NDLR : l’article original a été écrit en néerlandais, vous pouvez le retrouver ici : No justice, no peace.

Le Tribunal Russel est établi comme un tribunal populaire et se penche sur les atteintes au droit international. Une session ressemble fort à un réel procès : il y a des membres du jury, des éléments de preuve sont lus à voix haute, les accusés peuvent se défendre, etc.

Lors de la première session du Tribunal Russel sur la Palestine (à Barcelone, en mars 2010), l’Union européenne et ses Etats membres ont été condamnés [1] parce qu’ils ne réagissent pas aux multiples violations du droit international et aux crimes de guerre commis par Israël.

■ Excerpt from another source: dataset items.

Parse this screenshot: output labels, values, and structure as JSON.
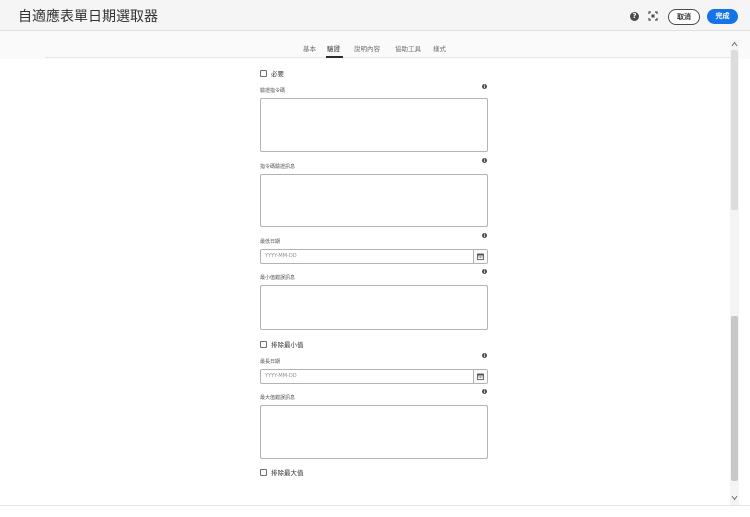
{
  "header": {
    "title": "自適應表單日期選取器",
    "cancel_label": "取消",
    "done_label": "完成",
    "help_icon": "?",
    "icons": [
      "help-icon",
      "fullscreen-icon"
    ]
  },
  "tabs": [
    {
      "label": "基本",
      "active": false
    },
    {
      "label": "驗證",
      "active": true
    },
    {
      "label": "說明內容",
      "active": false
    },
    {
      "label": "協助工具",
      "active": false
    },
    {
      "label": "樣式",
      "active": false
    }
  ],
  "form": {
    "required_label": "必要",
    "validation_script_label": "驗證指令碼",
    "required_message_label": "指令碼驗證訊息",
    "min_date_label": "最低日期",
    "min_date_placeholder": "YYYY-MM-DD",
    "min_date_message_label": "最小值錯誤訊息",
    "exclude_min_label": "排除最小值",
    "max_date_label": "最長日期",
    "max_date_placeholder": "YYYY-MM-DD",
    "max_date_message_label": "最大值錯誤訊息",
    "exclude_max_label": "排除最大值",
    "info_icon": "i"
  },
  "colors": {
    "accent": "#1473e6",
    "header_bg": "#f5f5f5",
    "border": "#b3b3b3"
  }
}
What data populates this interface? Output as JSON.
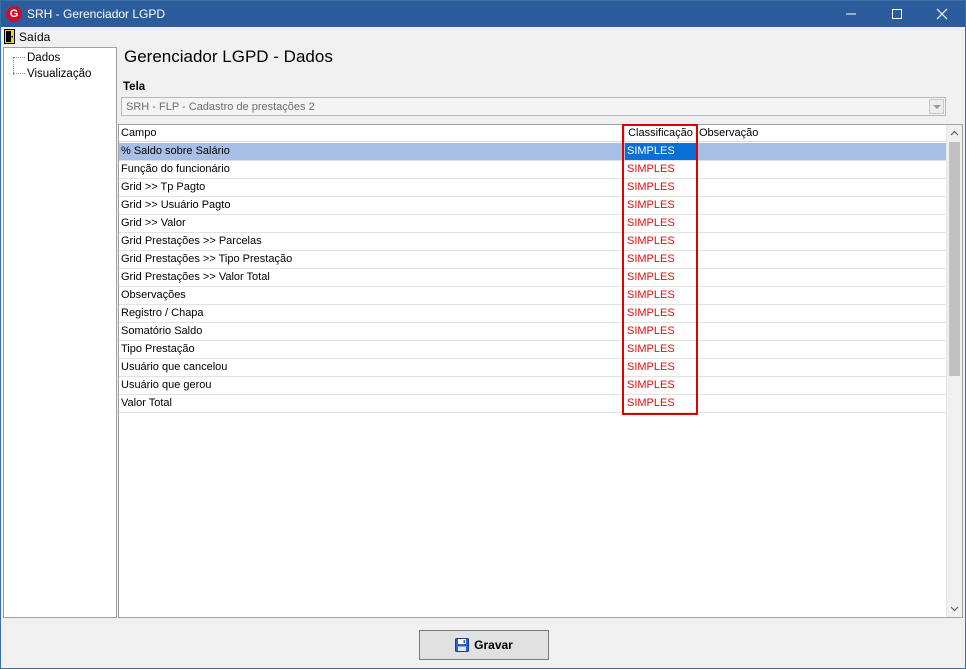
{
  "window": {
    "title": "SRH - Gerenciador LGPD",
    "icon_letter": "G"
  },
  "menu": {
    "exit_label": "Saída"
  },
  "tree": {
    "items": [
      {
        "label": "Dados"
      },
      {
        "label": "Visualização"
      }
    ]
  },
  "main": {
    "title": "Gerenciador LGPD - Dados",
    "tela_label": "Tela",
    "tela_value": "SRH - FLP - Cadastro de prestações 2"
  },
  "grid": {
    "columns": [
      "Campo",
      "Classificação",
      "Observação"
    ],
    "rows": [
      {
        "campo": "% Saldo sobre Salário",
        "classificacao": "SIMPLES",
        "observacao": ""
      },
      {
        "campo": "Função do funcionário",
        "classificacao": "SIMPLES",
        "observacao": ""
      },
      {
        "campo": "Grid >> Tp Pagto",
        "classificacao": "SIMPLES",
        "observacao": ""
      },
      {
        "campo": "Grid >> Usuário Pagto",
        "classificacao": "SIMPLES",
        "observacao": ""
      },
      {
        "campo": "Grid >> Valor",
        "classificacao": "SIMPLES",
        "observacao": ""
      },
      {
        "campo": "Grid Prestações >> Parcelas",
        "classificacao": "SIMPLES",
        "observacao": ""
      },
      {
        "campo": "Grid Prestações >> Tipo Prestação",
        "classificacao": "SIMPLES",
        "observacao": ""
      },
      {
        "campo": "Grid Prestações >> Valor Total",
        "classificacao": "SIMPLES",
        "observacao": ""
      },
      {
        "campo": "Observações",
        "classificacao": "SIMPLES",
        "observacao": ""
      },
      {
        "campo": "Registro / Chapa",
        "classificacao": "SIMPLES",
        "observacao": ""
      },
      {
        "campo": "Somatório Saldo",
        "classificacao": "SIMPLES",
        "observacao": ""
      },
      {
        "campo": "Tipo Prestação",
        "classificacao": "SIMPLES",
        "observacao": ""
      },
      {
        "campo": "Usuário que cancelou",
        "classificacao": "SIMPLES",
        "observacao": ""
      },
      {
        "campo": "Usuário que gerou",
        "classificacao": "SIMPLES",
        "observacao": ""
      },
      {
        "campo": "Valor Total",
        "classificacao": "SIMPLES",
        "observacao": ""
      }
    ],
    "selected_row_index": 0
  },
  "footer": {
    "save_label": "Gravar"
  },
  "colors": {
    "titlebar": "#2b5d9c",
    "classification_text": "#e01010",
    "selected_row": "#a8bfe6",
    "selected_cell": "#0a6fd6",
    "highlight_border": "#e00000"
  },
  "icons": {
    "app": "app-logo-icon",
    "exit": "door-exit-icon",
    "save": "floppy-disk-icon"
  }
}
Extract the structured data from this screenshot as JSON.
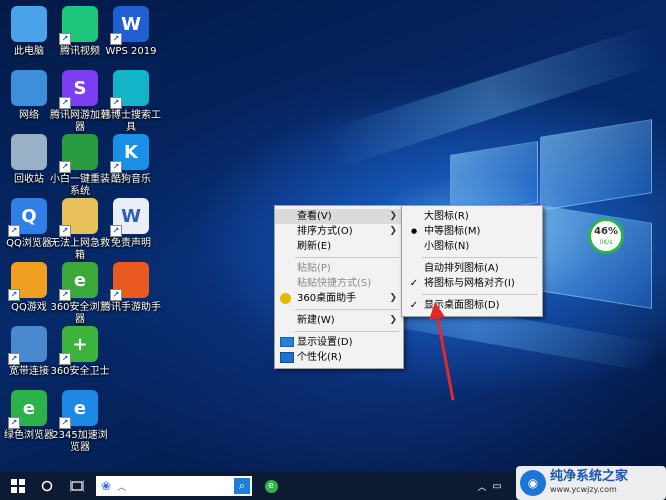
{
  "desktop_icons": [
    {
      "label": "此电脑",
      "icon": "this-pc-icon",
      "color": "#4aa3e8"
    },
    {
      "label": "腾讯视频",
      "icon": "tencent-video-icon",
      "color": "#1ec67a"
    },
    {
      "label": "WPS 2019",
      "icon": "wps-icon",
      "color": "#1f5fd1",
      "glyph": "W"
    },
    {
      "label": "网络",
      "icon": "network-icon",
      "color": "#3c8fd8"
    },
    {
      "label": "腾讯网游加速器",
      "icon": "tencent-game-accelerator-icon",
      "color": "#7a3df0",
      "glyph": "S"
    },
    {
      "label": "韩博士搜索工具",
      "icon": "search-tool-icon",
      "color": "#14b4c8"
    },
    {
      "label": "回收站",
      "icon": "recycle-bin-icon",
      "color": "#9ab0c6"
    },
    {
      "label": "小白一键重装系统",
      "icon": "xiaobai-reinstall-icon",
      "color": "#2a9b3e"
    },
    {
      "label": "酷狗音乐",
      "icon": "kugou-music-icon",
      "color": "#1a8fe8",
      "glyph": "K"
    },
    {
      "label": "QQ浏览器",
      "icon": "qq-browser-icon",
      "color": "#2f7fe6",
      "glyph": "Q"
    },
    {
      "label": "无法上网急救箱",
      "icon": "folder-icon",
      "color": "#e8c15a"
    },
    {
      "label": "免责声明",
      "icon": "document-icon",
      "color": "#e9eef6",
      "glyph": "W"
    },
    {
      "label": "QQ游戏",
      "icon": "qq-game-icon",
      "color": "#f0a020"
    },
    {
      "label": "360安全浏览器",
      "icon": "360-browser-icon",
      "color": "#3aa83a",
      "glyph": "e"
    },
    {
      "label": "腾讯手游助手",
      "icon": "tencent-mobile-game-icon",
      "color": "#e85a20"
    },
    {
      "label": "宽带连接",
      "icon": "broadband-icon",
      "color": "#4a88d0"
    },
    {
      "label": "360安全卫士",
      "icon": "360-safe-icon",
      "color": "#3cb43c",
      "glyph": "+"
    },
    {
      "label": "绿色浏览器",
      "icon": "green-browser-icon",
      "color": "#2bb24a",
      "glyph": "e"
    },
    {
      "label": "2345加速浏览器",
      "icon": "2345-browser-icon",
      "color": "#1e88e5",
      "glyph": "e"
    }
  ],
  "context_menu": {
    "items": [
      {
        "label": "查看(V)",
        "submenu": true,
        "hover": true
      },
      {
        "label": "排序方式(O)",
        "submenu": true
      },
      {
        "label": "刷新(E)"
      },
      {
        "sep": true
      },
      {
        "label": "粘贴(P)",
        "disabled": true
      },
      {
        "label": "粘贴快捷方式(S)",
        "disabled": true
      },
      {
        "label": "360桌面助手",
        "submenu": true,
        "icon": "360-assistant-icon"
      },
      {
        "sep": true
      },
      {
        "label": "新建(W)",
        "submenu": true
      },
      {
        "sep": true
      },
      {
        "label": "显示设置(D)",
        "icon": "display-icon"
      },
      {
        "label": "个性化(R)",
        "icon": "personalize-icon"
      }
    ]
  },
  "view_submenu": {
    "items": [
      {
        "label": "大图标(R)"
      },
      {
        "label": "中等图标(M)",
        "bullet": true
      },
      {
        "label": "小图标(N)"
      },
      {
        "sep": true
      },
      {
        "label": "自动排列图标(A)"
      },
      {
        "label": "将图标与网格对齐(I)",
        "check": true
      },
      {
        "sep": true
      },
      {
        "label": "显示桌面图标(D)",
        "check": true
      }
    ]
  },
  "speed_widget": {
    "percent": "46%",
    "rate": "0K/s"
  },
  "taskbar": {
    "search_placeholder": "",
    "watermark_title": "纯净系统之家",
    "watermark_url": "www.ycwjzy.com"
  },
  "annotation_arrow_color": "#e02a2a"
}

Mais au-delà de ne pratiquement pas gêner Israël, l’Europe est signataire d’un accord d’association avec Israël : Israël a totalement accès aux programmes scientifiques, académiques, techniques et de recherche de l’UE. Ainsi, l’UE soutient directement des entreprises qui sont concernées par l’occupation israélienne. Israël est impliqué dans pas moins de 2300 projets de recherche subsidiés par l’UE. En comparaison, les zones palestiniennes occupées étaient concernées par 55 projets [2]. En Israël, l’industrie d’armement et de sécurité est un secteur clé et une part de ces projets tourne donc aussi autour de la sécurisation. On en arrive à ce que l’Europe, pour sa sécurité intérieure, fasse appel à l’expertise israélienne. La Palestine occupée est donc un terrain d’entrainement pour Israël, par exemple pour tester les avions sans pilote.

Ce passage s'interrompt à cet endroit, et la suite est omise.